Another technique one of my instructors used was to have students sketch out a picture of what the gel would look like if all of the reactions worked as expected (which lanes would have bands, how many, what size(s).  It really does help for the data interpretation side of things (which is often another main challenge for new students). 

Yes, it is. For qPCR you can even see differences if you compare automatic pipetting with pipetting by hand (same experimentator, experienced and accurate).

It may happen. For the beginners or even laboratory experienced staff I would recommend to prepare the master mixes, the best method to avoid pipetting the small amounts of reagents as the main source of errors.

yes, pipetting is the one of the most important thing during PCR. The use of the automatic pipette may give accuracy to beginners.

Pipetting skills are important to develop. In qPCR applications however robust changes in gene expression are seldomly attributable to incorrect pipetting. To get a difference of 1 Ct through inaccurate pipetting, you would have to add for example twice the volume of your template, which is quite unlikely to occur just by poor pipetting skills. The use of master mixes is very important I agree

Yes, I think it is. Using master mixes can help, The use of a housekeeping gene (such as 18sRNA or GAPDH etc) is a good indicator of how accurate one's pipetting is. 

THE DIFFICULTY CAN BE OVERCOME BY USING AUTOMATED PIPPETTE

very important. so beginners should practice with tracking dye or water. After getting constant volume repeatedly one should use pcr mastermix.

Hi!

Yes, pipetting is the one of the most important skills to perform a good PCR. I surely agree that a wrong pipetting will change the final result. I believe that this kind of erros  with beginners may occur due to poor pipetting by hand. Pipetting small amounts of reagents is the main source of erros and this may be corrected by training them using an automatic pipette.

Good luck!

Pipetting errors are important - but not nearly as important as manufacturers of real-time PCR machines like to suggest. PCR is a pretty robust reaction and a 10% pipetting error is unlikely to make any difference; in many cases a 25% error will be tolerated. However, I've seen some really terrible pipetting technique in my time - students holding pipettes horizontally (or even inverted!); students who can't distinguish the stop point from the shootout; students who can't spot when the pipette tip isn't properly affixed to the pipette - and wonder why it drips!. 

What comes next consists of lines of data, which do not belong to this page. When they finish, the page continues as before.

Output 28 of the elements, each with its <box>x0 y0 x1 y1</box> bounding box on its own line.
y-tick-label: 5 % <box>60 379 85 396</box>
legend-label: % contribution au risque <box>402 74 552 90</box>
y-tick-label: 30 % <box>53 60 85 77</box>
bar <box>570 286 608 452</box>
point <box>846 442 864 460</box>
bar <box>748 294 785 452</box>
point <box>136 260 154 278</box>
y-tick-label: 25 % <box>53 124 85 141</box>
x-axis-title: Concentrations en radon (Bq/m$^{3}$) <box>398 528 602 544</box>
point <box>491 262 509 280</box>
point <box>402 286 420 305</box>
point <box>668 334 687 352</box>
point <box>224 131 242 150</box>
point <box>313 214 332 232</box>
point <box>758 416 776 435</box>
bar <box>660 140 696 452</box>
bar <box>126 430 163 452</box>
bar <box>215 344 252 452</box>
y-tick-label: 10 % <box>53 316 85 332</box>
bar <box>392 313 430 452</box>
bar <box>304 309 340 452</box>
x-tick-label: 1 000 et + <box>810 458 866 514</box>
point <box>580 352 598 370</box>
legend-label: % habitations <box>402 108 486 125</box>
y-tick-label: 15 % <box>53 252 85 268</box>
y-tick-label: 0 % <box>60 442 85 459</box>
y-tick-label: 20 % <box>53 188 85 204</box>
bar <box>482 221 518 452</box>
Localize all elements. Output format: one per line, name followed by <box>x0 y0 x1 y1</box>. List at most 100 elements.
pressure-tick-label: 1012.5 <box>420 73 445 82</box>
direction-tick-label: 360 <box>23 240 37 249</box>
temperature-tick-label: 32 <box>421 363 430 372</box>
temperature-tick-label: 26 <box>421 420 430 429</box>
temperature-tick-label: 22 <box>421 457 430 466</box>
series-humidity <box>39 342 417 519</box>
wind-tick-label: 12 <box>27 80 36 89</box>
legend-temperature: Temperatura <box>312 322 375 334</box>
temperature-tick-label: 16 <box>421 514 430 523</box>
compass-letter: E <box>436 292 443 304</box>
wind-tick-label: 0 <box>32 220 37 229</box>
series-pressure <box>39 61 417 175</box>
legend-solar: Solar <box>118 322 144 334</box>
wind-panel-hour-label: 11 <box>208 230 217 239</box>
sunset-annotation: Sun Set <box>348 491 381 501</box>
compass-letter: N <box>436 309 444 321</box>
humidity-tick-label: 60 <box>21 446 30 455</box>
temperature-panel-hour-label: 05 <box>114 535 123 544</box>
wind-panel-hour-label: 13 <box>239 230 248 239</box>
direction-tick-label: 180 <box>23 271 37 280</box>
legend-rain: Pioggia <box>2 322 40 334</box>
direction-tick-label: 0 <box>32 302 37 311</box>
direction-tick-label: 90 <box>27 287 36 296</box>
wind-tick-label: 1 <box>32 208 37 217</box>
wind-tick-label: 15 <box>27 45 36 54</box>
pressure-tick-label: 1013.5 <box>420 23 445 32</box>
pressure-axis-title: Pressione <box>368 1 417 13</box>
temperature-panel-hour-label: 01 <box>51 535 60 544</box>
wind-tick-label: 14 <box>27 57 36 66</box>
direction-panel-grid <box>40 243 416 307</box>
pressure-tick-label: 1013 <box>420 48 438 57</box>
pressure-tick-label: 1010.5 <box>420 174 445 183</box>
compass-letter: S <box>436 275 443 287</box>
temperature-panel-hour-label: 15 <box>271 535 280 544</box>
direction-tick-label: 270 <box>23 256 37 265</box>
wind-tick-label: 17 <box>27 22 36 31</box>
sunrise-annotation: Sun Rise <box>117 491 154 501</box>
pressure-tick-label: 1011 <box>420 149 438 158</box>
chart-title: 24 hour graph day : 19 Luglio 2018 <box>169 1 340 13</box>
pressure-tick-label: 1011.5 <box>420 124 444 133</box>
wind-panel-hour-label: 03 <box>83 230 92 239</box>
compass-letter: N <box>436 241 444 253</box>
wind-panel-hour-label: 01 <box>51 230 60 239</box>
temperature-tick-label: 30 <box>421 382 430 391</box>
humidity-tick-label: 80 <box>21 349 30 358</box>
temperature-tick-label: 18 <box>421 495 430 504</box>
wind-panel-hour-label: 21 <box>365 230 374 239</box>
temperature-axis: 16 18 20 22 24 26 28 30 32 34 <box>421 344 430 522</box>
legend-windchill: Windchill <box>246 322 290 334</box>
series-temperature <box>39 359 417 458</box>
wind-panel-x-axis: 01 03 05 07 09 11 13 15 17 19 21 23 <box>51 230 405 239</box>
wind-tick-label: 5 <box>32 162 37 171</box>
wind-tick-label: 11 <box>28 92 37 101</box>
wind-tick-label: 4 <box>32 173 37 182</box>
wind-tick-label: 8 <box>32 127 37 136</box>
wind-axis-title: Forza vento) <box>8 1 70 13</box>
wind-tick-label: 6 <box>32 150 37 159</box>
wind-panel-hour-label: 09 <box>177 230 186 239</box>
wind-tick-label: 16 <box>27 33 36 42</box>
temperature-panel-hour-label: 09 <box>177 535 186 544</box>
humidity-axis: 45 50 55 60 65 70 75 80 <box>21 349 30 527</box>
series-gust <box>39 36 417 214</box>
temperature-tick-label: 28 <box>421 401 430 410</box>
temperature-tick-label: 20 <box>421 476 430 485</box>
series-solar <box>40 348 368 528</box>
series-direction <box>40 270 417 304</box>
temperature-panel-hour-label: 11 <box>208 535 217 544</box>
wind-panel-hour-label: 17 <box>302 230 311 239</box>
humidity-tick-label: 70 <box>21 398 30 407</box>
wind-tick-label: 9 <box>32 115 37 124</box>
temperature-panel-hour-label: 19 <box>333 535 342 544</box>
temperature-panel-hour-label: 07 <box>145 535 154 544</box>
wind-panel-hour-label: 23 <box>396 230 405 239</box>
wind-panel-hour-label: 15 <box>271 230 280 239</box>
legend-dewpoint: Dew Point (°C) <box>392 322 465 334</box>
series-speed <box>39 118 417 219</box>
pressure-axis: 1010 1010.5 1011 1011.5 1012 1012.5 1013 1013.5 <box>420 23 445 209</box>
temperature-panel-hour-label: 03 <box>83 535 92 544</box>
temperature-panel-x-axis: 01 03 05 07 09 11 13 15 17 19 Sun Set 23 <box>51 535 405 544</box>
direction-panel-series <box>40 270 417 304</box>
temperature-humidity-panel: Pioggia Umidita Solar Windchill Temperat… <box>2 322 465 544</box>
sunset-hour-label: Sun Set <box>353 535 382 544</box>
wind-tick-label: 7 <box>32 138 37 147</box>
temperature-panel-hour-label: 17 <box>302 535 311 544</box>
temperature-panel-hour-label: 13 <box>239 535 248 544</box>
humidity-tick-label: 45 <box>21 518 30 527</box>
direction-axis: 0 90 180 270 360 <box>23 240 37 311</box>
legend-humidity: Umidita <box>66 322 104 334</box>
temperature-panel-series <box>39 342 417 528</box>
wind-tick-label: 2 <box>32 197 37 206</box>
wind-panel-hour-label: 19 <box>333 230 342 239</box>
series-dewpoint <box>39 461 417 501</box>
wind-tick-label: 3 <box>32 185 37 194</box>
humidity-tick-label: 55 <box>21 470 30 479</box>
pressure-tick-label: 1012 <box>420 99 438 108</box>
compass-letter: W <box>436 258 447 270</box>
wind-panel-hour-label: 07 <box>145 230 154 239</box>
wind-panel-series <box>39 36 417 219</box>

On the other hand, accurately pipetting volumes less than 2 ul is challenging for anyone. I try to design PCR protocols so that such small volumes are avoided. 

I think it is important for pipetters to get a sense of what different volumes look like. Most problems are caused not by pipetting 4.5 ul instead of 5 ul, but by gross errors, like pipetting 10 ul instead of 1ul. 

Yes it is - but not to the degree that some product manufacturers like to suggest. PCR is a very robust reaction and you can vary most of the components by +/- 20% with very little effect. 

That said, some beginners can be amazingly clumsy with pipettes and make gross errors, particularly when pipetting volumes < 5 ul. Knowing what 1 ul, 2 ul, 5 ul and 10 ul actually look like makes a big difference. 

most pipet producers have training session on how to use a pipet and also on their website you can find tips on good pipetting. The booklet that comes with the pipet also contains instructions. And you need to regular check your pipets if they need to be adjusted by checking the volume on a balance.